Le trait d’union entre musique et business. Le Midem est assurément le meilleur endroit en France et en Europe pour prendre la dimension internationale du secteur, suivre les tendances et actualités et comprendre les enjeux des marchés étrangers et de tous les acteurs. Être jumelé à l’économie de la musique est son plus grand atout mais aussi sa plus grande faiblesse. Il est depuis quelques années en perte vitesse. La pérennité de l’évènement historique est régulièrement en question. Mais Reed Midem, la société qui l’organise, continue à investir. Le Midem est est toujours un lieu où sont discutés le présent et le futur de l’industrie musicale et il s’emploie à le rester. La reprise de croissance du marché mondial de la musique enregistrée et des principaux marchés, ainsi que la dynamique de progression des marchés émergents, en plus du caractère très lucratif du live, sont autant de perspectives pour le retour en force du Midem. L’équipe en place, en particulier son nouveau Directeur, assure avoir la confiance du groupe pour y parvenir. Les accréditations seraient en hausse par rapport à l’an dernier. A quelques semaines de la 52ème édition, Alexandre Deniot et Delphine Grospiron, Directrice du live, détaillent leur stratégie pour développer l’attractivité du Midem.

CULTUREBIZ : Quel bilan avez-vous dressé de l’édition 2017 du Midem ?

Alexandre Deniot : Avec une satisfaction générale en forte hausse, le succès de nos conférences et de nos compétitions artistes ou startups, le bilan est extrêmement positif. Nous avons enregistré une fréquentation stable avec 4 400 participants. Cette édition a été marquée par des intervenants exceptionnels dont Andy Ng, VP de Tencent, et Steeve Bartels, CEO de Def Jam ou encore Mike Shinoda du groupe Linkin Park. Le Midem rassemble ce qui se fait de mieux au sein de l’industrie musicale. L’ensemble des majors étaient présentes de même que les plus importants labels et éditeurs indépendants, ainsi que les acteurs digitaux clés de la distribution et du streaming. Le repositionnement du MIDEM au cœur du palais et le fait que l’on exploite aussi beaucoup plus les espaces extérieurs avec notamment les deux scènes sur la plage du Majestic ont aussi été des indicateurs de l’investissement du groupe.

La création d’un « Live summit » a été la première grande annonce pour l’édition 2018. Pouvez-vous préciser l’ambition du MIDEM vis-à-vis des acteurs du spectacle ? Et est-ce qu’il n’y avait la nécessité d’augmenter la place du spectacle dès le changement de calendrier en 2015 ?

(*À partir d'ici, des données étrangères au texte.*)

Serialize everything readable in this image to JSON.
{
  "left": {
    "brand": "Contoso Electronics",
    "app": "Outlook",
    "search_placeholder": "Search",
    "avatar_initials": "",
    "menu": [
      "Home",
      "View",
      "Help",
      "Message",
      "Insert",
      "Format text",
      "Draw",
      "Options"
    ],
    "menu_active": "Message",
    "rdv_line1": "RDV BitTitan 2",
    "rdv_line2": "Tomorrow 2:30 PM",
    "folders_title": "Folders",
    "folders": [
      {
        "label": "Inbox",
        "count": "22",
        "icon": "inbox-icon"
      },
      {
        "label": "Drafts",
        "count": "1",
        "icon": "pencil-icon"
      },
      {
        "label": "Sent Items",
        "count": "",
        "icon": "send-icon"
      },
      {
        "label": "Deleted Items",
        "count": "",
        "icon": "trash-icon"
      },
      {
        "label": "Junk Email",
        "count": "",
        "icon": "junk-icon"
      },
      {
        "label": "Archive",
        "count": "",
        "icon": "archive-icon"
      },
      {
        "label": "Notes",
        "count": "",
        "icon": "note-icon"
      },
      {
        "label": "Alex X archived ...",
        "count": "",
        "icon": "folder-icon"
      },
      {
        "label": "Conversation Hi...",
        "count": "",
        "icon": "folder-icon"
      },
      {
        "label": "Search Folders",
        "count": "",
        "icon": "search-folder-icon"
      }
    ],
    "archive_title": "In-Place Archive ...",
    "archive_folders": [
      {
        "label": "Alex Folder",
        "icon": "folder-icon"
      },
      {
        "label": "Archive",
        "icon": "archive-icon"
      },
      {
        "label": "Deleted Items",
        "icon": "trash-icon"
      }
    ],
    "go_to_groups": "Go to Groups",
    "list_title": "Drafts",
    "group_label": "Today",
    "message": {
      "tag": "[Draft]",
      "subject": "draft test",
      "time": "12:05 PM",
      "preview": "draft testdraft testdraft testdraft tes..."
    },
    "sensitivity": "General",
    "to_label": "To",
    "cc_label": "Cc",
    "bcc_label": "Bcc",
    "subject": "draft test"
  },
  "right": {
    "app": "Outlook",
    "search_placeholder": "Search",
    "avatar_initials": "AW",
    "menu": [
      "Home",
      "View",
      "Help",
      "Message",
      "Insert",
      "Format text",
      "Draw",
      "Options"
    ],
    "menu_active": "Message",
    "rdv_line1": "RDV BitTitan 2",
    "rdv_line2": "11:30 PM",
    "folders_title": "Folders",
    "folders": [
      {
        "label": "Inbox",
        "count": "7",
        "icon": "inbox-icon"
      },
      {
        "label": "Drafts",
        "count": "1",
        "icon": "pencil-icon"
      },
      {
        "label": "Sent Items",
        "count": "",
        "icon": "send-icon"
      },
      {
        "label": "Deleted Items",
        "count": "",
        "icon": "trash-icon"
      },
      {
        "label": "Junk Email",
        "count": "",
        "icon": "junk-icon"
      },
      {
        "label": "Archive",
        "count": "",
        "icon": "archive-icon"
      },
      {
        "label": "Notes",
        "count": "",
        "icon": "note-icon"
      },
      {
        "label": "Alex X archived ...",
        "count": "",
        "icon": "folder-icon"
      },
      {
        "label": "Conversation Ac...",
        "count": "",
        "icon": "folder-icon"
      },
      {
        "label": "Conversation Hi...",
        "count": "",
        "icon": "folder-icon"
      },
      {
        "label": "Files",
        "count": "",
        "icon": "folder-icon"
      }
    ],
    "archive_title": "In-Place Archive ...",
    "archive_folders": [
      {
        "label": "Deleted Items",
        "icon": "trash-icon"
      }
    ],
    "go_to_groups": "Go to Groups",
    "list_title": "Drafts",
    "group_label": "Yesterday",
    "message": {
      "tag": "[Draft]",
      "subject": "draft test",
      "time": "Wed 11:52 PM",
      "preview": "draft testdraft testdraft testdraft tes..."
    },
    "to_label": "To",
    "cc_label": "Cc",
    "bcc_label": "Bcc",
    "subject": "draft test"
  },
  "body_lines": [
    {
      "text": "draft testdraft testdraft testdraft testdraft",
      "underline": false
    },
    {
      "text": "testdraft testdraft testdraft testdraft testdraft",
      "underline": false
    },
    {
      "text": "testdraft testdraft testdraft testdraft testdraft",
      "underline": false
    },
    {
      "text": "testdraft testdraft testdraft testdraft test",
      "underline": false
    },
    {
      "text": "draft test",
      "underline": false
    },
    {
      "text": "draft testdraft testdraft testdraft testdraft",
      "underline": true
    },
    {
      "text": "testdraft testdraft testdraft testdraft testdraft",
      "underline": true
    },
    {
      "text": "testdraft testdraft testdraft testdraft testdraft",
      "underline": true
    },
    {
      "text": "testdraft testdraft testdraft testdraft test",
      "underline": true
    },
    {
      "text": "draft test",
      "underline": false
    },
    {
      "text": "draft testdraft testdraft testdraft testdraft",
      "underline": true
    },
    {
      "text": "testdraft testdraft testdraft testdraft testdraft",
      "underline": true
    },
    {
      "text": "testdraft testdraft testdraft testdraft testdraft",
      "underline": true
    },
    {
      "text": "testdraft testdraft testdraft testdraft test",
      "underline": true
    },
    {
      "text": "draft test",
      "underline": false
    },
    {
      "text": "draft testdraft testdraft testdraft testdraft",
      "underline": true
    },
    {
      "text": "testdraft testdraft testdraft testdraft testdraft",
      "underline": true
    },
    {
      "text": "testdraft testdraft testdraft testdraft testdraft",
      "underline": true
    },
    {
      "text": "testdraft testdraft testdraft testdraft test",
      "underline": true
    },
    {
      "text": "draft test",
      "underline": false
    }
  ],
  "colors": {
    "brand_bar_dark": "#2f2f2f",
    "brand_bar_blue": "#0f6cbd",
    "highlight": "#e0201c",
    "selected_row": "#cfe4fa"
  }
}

Delphine Grospiron : Le Midem était historiquement un marché de l’édition qui a beaucoup évolué ces dernières années avec la montée en force des maisons de disques et des labels, des plateformes, des agences, des artistes et du live. Notre volonté est de construire une offre pertinente dans le secteur du live en proposant un programme plus complet avec, entre autres, ce tout premier Live Summit, construit en partenariat avec Pollstar, qui se tiendra le jeudi 7 juin. L’événement réunira des pionniers du secteur, la nouvelle génération ainsi que les acteurs les plus innovants. Ce sera l’occasion d’évoquer les défis et les opportunités auxquels l’industrie du live est aujourd’hui confrontée au sein du nouvel écosystème mondial de la musique, à travers un programme complet de panels, d’études de cas et de temps d’échanges. Plusieurs figures du secteur ont déjà confirmé leur participation et nous en sommes ravis.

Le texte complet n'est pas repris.